Tuesday, May 30, 2017

Part 3 of Jeff Cooper's Seven Principles: Ruthlessness and Surprise

This is my take on these seven principles. I’m not trying to “out do” or embellish these principles, I’m only giving you my opinion. I would highly recommend reading Jeff Cooper’s book "Principles of Personal Defense". His take and conclusions are great!

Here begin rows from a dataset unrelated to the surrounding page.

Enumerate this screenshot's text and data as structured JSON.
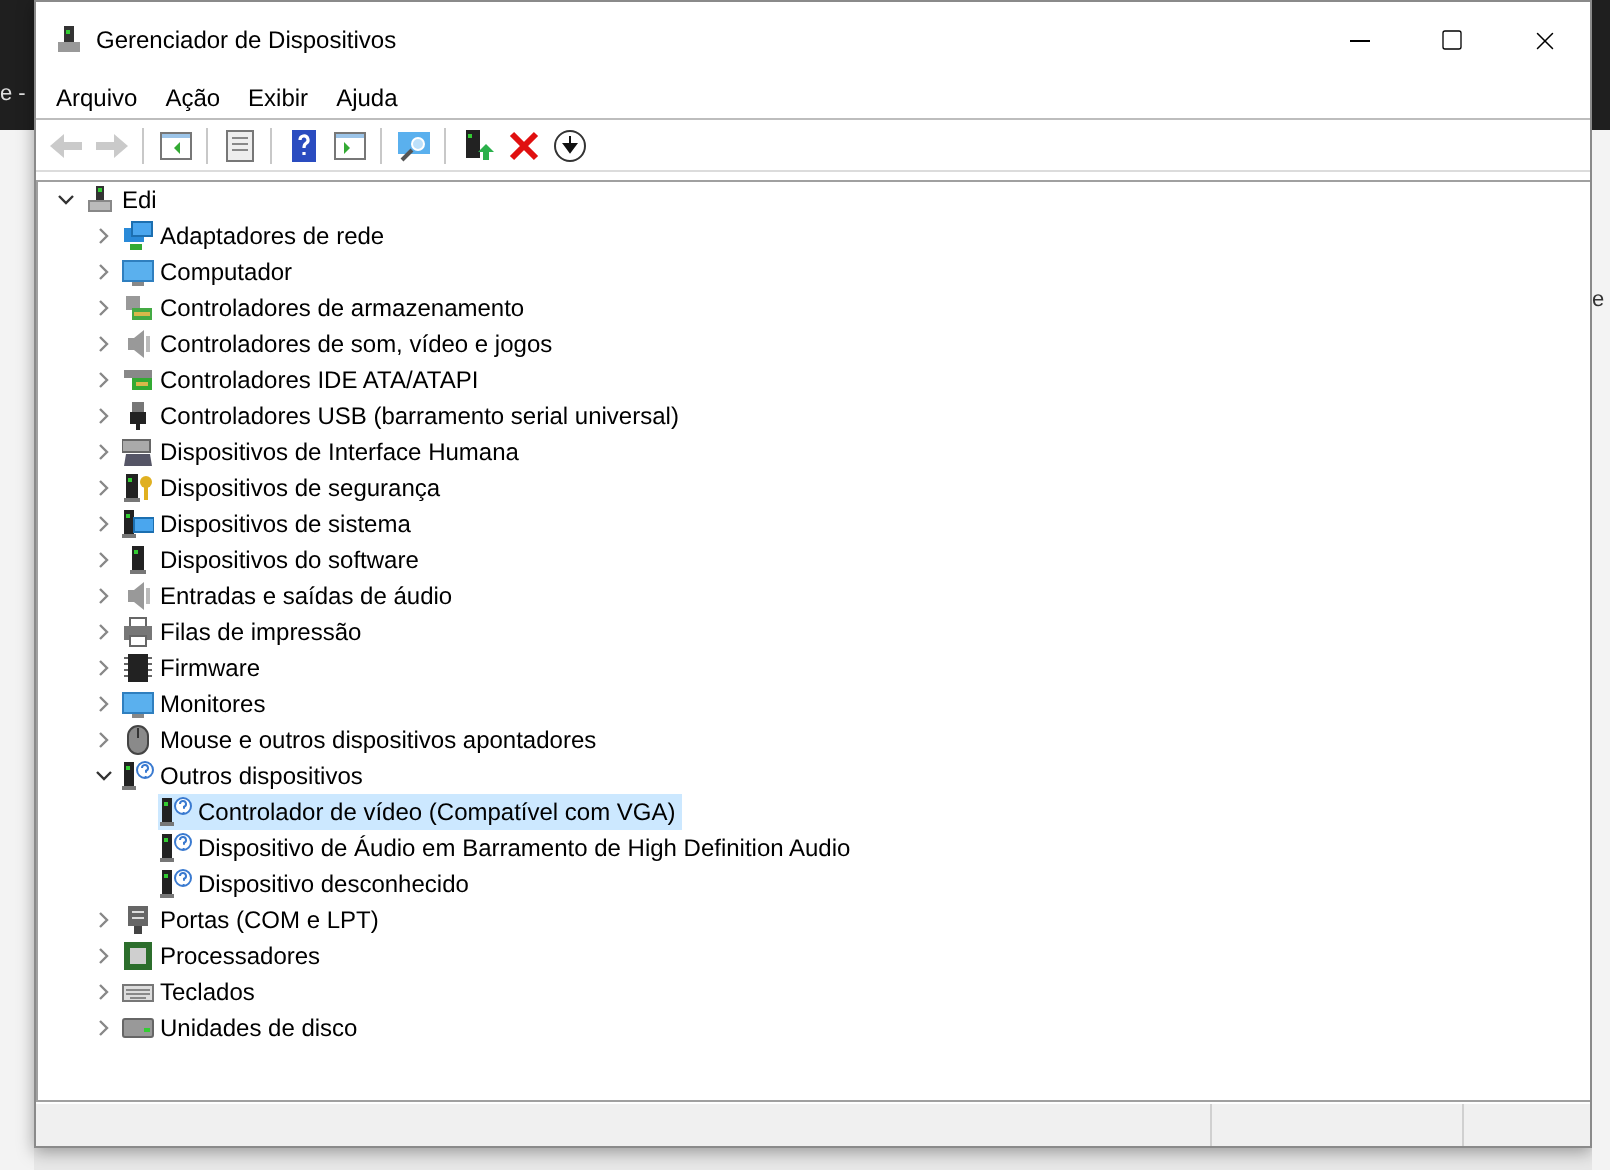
{
  "background": {
    "fragment_left": "e -",
    "fragment_right": "e"
  },
  "window": {
    "title": "Gerenciador de Dispositivos"
  },
  "menu": [
    "Arquivo",
    "Ação",
    "Exibir",
    "Ajuda"
  ],
  "toolbar": [
    {
      "kind": "back",
      "disabled": true
    },
    {
      "kind": "forward",
      "disabled": true
    },
    {
      "kind": "separator"
    },
    {
      "kind": "tree-pane",
      "disabled": false
    },
    {
      "kind": "separator"
    },
    {
      "kind": "properties",
      "disabled": false
    },
    {
      "kind": "separator"
    },
    {
      "kind": "help",
      "disabled": false
    },
    {
      "kind": "action-pane",
      "disabled": false
    },
    {
      "kind": "separator"
    },
    {
      "kind": "scan",
      "disabled": false
    },
    {
      "kind": "separator"
    },
    {
      "kind": "update",
      "disabled": false
    },
    {
      "kind": "uninstall",
      "disabled": false
    },
    {
      "kind": "download",
      "disabled": false
    }
  ],
  "tree": {
    "label": "Edi",
    "kind": "root",
    "expanded": true,
    "selected": false,
    "children": [
      {
        "label": "Adaptadores de rede",
        "kind": "network",
        "expanded": false,
        "selected": false
      },
      {
        "label": "Computador",
        "kind": "computer",
        "expanded": false,
        "selected": false
      },
      {
        "label": "Controladores de armazenamento",
        "kind": "storage",
        "expanded": false,
        "selected": false
      },
      {
        "label": "Controladores de som, vídeo e jogos",
        "kind": "speaker",
        "expanded": false,
        "selected": false
      },
      {
        "label": "Controladores IDE ATA/ATAPI",
        "kind": "ide",
        "expanded": false,
        "selected": false
      },
      {
        "label": "Controladores USB (barramento serial universal)",
        "kind": "usb",
        "expanded": false,
        "selected": false
      },
      {
        "label": "Dispositivos de Interface Humana",
        "kind": "hid",
        "expanded": false,
        "selected": false
      },
      {
        "label": "Dispositivos de segurança",
        "kind": "security",
        "expanded": false,
        "selected": false
      },
      {
        "label": "Dispositivos de sistema",
        "kind": "system",
        "expanded": false,
        "selected": false
      },
      {
        "label": "Dispositivos do software",
        "kind": "software",
        "expanded": false,
        "selected": false
      },
      {
        "label": "Entradas e saídas de áudio",
        "kind": "speaker",
        "expanded": false,
        "selected": false
      },
      {
        "label": "Filas de impressão",
        "kind": "printer",
        "expanded": false,
        "selected": false
      },
      {
        "label": "Firmware",
        "kind": "chip",
        "expanded": false,
        "selected": false
      },
      {
        "label": "Monitores",
        "kind": "monitor",
        "expanded": false,
        "selected": false
      },
      {
        "label": "Mouse e outros dispositivos apontadores",
        "kind": "mouse",
        "expanded": false,
        "selected": false
      },
      {
        "label": "Outros dispositivos",
        "kind": "unknown",
        "expanded": true,
        "selected": false,
        "children": [
          {
            "label": "Controlador de vídeo (Compatível com VGA)",
            "kind": "unknown",
            "selected": true
          },
          {
            "label": "Dispositivo de Áudio em Barramento de High Definition Audio",
            "kind": "unknown",
            "selected": false
          },
          {
            "label": "Dispositivo desconhecido",
            "kind": "unknown",
            "selected": false
          }
        ]
      },
      {
        "label": "Portas (COM e LPT)",
        "kind": "port",
        "expanded": false,
        "selected": false
      },
      {
        "label": "Processadores",
        "kind": "cpu",
        "expanded": false,
        "selected": false
      },
      {
        "label": "Teclados",
        "kind": "keyboard",
        "expanded": false,
        "selected": false
      },
      {
        "label": "Unidades de disco",
        "kind": "disk",
        "expanded": false,
        "selected": false
      }
    ]
  }
}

Many people think that this is an odd word in the context of self-defense, but in reality, ruthlessness is a vital element of fighting to stay alive. In our context, ruthlessness means “absolute single-mindedness of purpose.” Once the fight starts, there are absolutely no considerations other than winning! It doesn’t matter why he chose you; it doesn’t matter why he’s a criminal. All that matters is winning. Bear in mind, in our context, “losing” can mean “dying.” Hit him fast, hit him hard, hit him with everything you’ve got, then assess, and if needed, hit him some more. Remember self-defense is not competition. You must only win.
Basically, you should do whatever you need to do to get out of the situation alive.
Sometimes that means utilizing an object on your person as a weapon. Sometimes that means learning a new technique to be able to do maximum damage with minimal effort. And sometimes that means using lethal force.
Being willing to BE brutal does not mean you ARE brutal.
Awareness acts as a bug repellant. Looking unassuming can go a long way. But then if it comes anyway, hit fast, hit hard, and give your all.
Turn the tables. Do what your aggressor least expects you to do. Be bold. For us defending ourselves to use surprise we must also use speed
The other form of surprise is tactical surprise, and that is your weapon. If attacked, do something that he least expects. Make him react to you, rather than you reacting to him. Initiate a violent, explosive counter-attack. Action is faster than reaction.
He is just as culturally indoctrinated as anyone else. When he attacks, he believes that you are a helpless victim. What does he expect you to do? Whimper and whine belly up, and do whatever you are told. Think about it. If he points a gun at you and tells you to do something, what does he expect you to do? Comply, of course. The reason he didn’t shoot you was because he believes that you will comply. If you do something else, he has to process that information and decide what to do. And only then can he act. It should be over by then.